High availability systems

Overview

High availability systems are used to minimize the risk of the failure of the entire system caused by the failure of an individual component (SPOF, single point of failure). Such systems are usually based on redundant single systems, i.e., multiple identical systems with identical data are operated in parallel. One of these single systems is the main system that users normally access. Another system is the backup system. If the main system fails the backup system takes over automatically. The cause of failure is irrelevant, be it sudden, unpredictable causes like hardware problems or planned maintenance activities, for example.

To identify an error a specific system monitoring message can be used (e.g., the S.M.A.R.T. protocol for identifying hard drive errors). This procedure is complemented by frequent system queries that require a correct response. This type of queries is called heartbeats. Heartbeats can be active at various system levels, like specific application queries (e.g.,  application pings) or system resource monitoring, e.g., hardware monitoring. Errors occur when a system error message occurs or if there is no response to a heartbeat. The reserve system takes over automatically and a message is sent to the system administrator.

After switching to the backup system, the error in the main system can be analyzed and fixed. When the error is fixed the main system can take over again after data synchronization. High availability systems distinguish between the two strategies hot standby and cold standby.

Hot standby means that in case of failure a system remains available even during an active session. Users do not notice if the main system fails and a backup system is activated. The switch to the backup system happens without delay and without interruptions of active user sessions. This strategy is mainly used in mission-critical systems, for example, when safety and health of the general public are threatened.

If the main system fails, cold standby in contrast to hot standby provides a certain time span during which the backup system is activated and the system switches to backup system operation. During the switch phase the system is not available. This means that it is not certain that active user sessions are resumed when the system is available again after switching to the backup system.
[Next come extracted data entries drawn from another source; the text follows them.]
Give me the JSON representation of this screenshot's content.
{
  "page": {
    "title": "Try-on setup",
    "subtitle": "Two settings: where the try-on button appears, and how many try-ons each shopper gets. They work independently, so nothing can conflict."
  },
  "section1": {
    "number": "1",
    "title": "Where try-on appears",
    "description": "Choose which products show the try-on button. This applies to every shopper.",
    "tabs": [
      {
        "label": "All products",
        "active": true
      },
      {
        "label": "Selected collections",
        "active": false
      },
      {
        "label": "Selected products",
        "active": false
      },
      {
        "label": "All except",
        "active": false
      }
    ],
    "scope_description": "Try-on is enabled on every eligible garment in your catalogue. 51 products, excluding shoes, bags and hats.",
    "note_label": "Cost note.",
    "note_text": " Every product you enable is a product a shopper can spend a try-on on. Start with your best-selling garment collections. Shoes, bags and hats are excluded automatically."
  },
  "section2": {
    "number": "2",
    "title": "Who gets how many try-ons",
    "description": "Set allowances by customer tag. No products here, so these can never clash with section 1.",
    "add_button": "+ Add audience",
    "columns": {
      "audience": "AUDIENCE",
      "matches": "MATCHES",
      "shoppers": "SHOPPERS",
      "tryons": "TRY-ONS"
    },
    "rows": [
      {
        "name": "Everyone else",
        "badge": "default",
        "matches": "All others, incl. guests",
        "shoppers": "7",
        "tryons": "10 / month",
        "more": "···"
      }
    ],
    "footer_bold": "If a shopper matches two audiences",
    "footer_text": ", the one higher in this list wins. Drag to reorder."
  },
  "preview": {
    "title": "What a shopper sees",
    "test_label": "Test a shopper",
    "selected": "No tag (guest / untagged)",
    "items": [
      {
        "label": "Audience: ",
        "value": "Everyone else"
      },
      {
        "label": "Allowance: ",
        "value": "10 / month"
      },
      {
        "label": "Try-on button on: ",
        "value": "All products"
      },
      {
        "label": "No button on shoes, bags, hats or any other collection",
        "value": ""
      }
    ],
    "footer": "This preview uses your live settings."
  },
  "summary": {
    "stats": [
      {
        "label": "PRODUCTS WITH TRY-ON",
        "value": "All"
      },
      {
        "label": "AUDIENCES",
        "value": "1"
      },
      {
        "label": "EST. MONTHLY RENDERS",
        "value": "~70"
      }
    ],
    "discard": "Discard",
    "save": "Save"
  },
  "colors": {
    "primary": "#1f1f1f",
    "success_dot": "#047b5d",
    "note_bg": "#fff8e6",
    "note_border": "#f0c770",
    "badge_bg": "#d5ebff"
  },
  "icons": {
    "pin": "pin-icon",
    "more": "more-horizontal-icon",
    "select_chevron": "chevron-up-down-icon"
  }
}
PPM high availability system

PPM is an analytical application that imports data, calculates it, and then saves it to a database schema. The database system used must ensure the integrity of the data. You can restore a specific system status any time by importing the reference data again. PPM itself does not support high availability criteria or adaptive computing concepts, such as the restore of an interrupted session between PPM server and client. Indirectly, though, you can implement scenarios in which you can switch between the main system and an existing backup system. However, you need to accept a certain downtime during which the PPM system is unavailable (cold standby).

A 3-level system concept is recommended for setting up such a PPM high availability system. This means that the database server used by PPM is transferred to an independent system that already fulfills high availability criteria. Usually, database manufacturers offer high availability versions of their products. The other PPM system components are installed and operated on yet another system.

Archive the PPM system at regular intervals as described in the chapter Archiving. In case of PPM system failure, proceed as described in the chapter Restore for a new system with comparable hardware properties.